En 2024 y 2025, desde prisión, Román cambia de guion: envía cartas pidiendo perdón y asegura que fue un “disparo accidental” en una discusión, y que el descuartizamiento lo practicó un tío ya fallecido. La policía y la justicia recelan: versiones tardías, datos imposibles de verificar, mapas dibujados al borde de la credibilidad. La verdad procesal permanece intacta; la coartada epistolar, en entredicho. 

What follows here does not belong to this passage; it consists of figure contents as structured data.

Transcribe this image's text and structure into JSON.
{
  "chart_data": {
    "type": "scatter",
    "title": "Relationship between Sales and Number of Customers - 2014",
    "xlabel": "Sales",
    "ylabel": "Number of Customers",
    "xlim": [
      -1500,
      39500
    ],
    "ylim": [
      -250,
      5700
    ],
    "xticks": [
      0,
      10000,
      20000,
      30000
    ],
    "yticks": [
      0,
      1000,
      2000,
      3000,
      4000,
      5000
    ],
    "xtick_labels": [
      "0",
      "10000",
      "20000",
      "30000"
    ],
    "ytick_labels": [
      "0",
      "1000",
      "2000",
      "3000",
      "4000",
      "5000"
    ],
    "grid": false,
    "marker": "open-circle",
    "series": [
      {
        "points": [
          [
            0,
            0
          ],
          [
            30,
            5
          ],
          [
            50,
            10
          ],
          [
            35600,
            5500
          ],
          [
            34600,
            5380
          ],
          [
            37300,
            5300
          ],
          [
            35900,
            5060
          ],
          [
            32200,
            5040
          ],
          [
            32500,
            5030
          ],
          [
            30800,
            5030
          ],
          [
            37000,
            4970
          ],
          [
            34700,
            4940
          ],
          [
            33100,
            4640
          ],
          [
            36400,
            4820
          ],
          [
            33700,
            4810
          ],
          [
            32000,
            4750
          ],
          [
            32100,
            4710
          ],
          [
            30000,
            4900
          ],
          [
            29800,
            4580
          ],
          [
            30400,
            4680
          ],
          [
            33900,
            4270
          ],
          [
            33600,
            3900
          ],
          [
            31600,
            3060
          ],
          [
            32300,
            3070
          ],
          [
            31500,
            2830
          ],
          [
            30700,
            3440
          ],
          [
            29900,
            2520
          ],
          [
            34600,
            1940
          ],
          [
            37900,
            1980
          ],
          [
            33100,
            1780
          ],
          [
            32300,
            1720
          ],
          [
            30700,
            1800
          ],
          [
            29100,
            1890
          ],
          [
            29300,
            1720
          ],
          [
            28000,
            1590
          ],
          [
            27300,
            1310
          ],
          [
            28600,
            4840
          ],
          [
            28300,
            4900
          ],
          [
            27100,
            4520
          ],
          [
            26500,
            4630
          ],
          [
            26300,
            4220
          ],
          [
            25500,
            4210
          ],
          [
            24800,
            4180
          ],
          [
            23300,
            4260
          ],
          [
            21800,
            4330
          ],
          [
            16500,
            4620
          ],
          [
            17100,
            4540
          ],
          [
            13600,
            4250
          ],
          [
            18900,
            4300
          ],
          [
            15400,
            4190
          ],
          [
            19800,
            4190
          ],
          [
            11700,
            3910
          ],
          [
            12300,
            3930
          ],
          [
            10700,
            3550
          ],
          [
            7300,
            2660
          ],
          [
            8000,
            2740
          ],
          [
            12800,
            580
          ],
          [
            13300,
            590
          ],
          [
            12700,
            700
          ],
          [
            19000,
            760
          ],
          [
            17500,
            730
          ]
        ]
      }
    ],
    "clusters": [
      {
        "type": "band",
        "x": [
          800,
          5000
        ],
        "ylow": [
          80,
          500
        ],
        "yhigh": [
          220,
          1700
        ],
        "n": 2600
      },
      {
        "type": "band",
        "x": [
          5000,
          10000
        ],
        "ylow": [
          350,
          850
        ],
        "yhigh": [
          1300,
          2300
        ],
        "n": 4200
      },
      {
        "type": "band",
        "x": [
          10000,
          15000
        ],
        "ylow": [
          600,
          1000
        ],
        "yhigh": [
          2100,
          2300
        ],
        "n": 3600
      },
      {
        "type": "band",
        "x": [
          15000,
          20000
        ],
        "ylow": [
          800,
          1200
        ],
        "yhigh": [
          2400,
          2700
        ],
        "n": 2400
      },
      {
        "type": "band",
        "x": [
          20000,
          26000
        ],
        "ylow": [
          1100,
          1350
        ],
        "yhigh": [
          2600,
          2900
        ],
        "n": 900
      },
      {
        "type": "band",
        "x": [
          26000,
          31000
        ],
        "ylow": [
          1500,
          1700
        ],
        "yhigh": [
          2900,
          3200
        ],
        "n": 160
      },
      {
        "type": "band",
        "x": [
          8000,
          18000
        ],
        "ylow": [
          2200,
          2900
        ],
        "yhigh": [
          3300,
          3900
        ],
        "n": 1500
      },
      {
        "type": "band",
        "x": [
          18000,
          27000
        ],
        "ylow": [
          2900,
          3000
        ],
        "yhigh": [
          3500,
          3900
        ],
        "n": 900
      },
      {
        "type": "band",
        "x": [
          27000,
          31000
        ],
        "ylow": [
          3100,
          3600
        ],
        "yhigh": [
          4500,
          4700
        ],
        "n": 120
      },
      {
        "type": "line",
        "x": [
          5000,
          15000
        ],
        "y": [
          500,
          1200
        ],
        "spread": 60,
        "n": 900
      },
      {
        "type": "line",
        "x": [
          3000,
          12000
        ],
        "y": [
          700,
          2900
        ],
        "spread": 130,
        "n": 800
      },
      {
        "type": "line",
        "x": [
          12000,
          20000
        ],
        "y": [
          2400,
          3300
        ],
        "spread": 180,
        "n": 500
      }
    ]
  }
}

Aun así, los investigadores vuelven al terreno. En junio de 2025 se activa un operativo en Carranque (Toledo) para buscar los restos que faltan: drones, unidades especializadas, sensores sobre un paraje que quizá oculte el último fragmento de una historia que España desearía cerrar. El monte no habla; la ciencia, a veces, sí. 

Heydi no es un caso; es una mujer joven que intentó salir de una relación que se había vuelto jaula. Su nombre, repetido en vigilias y pancartas, se ha convertido en aviso y memoria. No hay sentencia que devuelva a una madre; solo una que habla por ella cuando ya no puede hacerlo. 


La pregunta que flota es áspera y sencilla: ¿cuánto más puede tardar un país en encontrar los restos de una víctima cuando el camino ya está escrito en fuego y en maletas? ¿Y cuántas Heydis más se callaron dos veces —en la violencia y en el intento de borrarlas— antes de que aprendiéramos a escuchar a tiempo?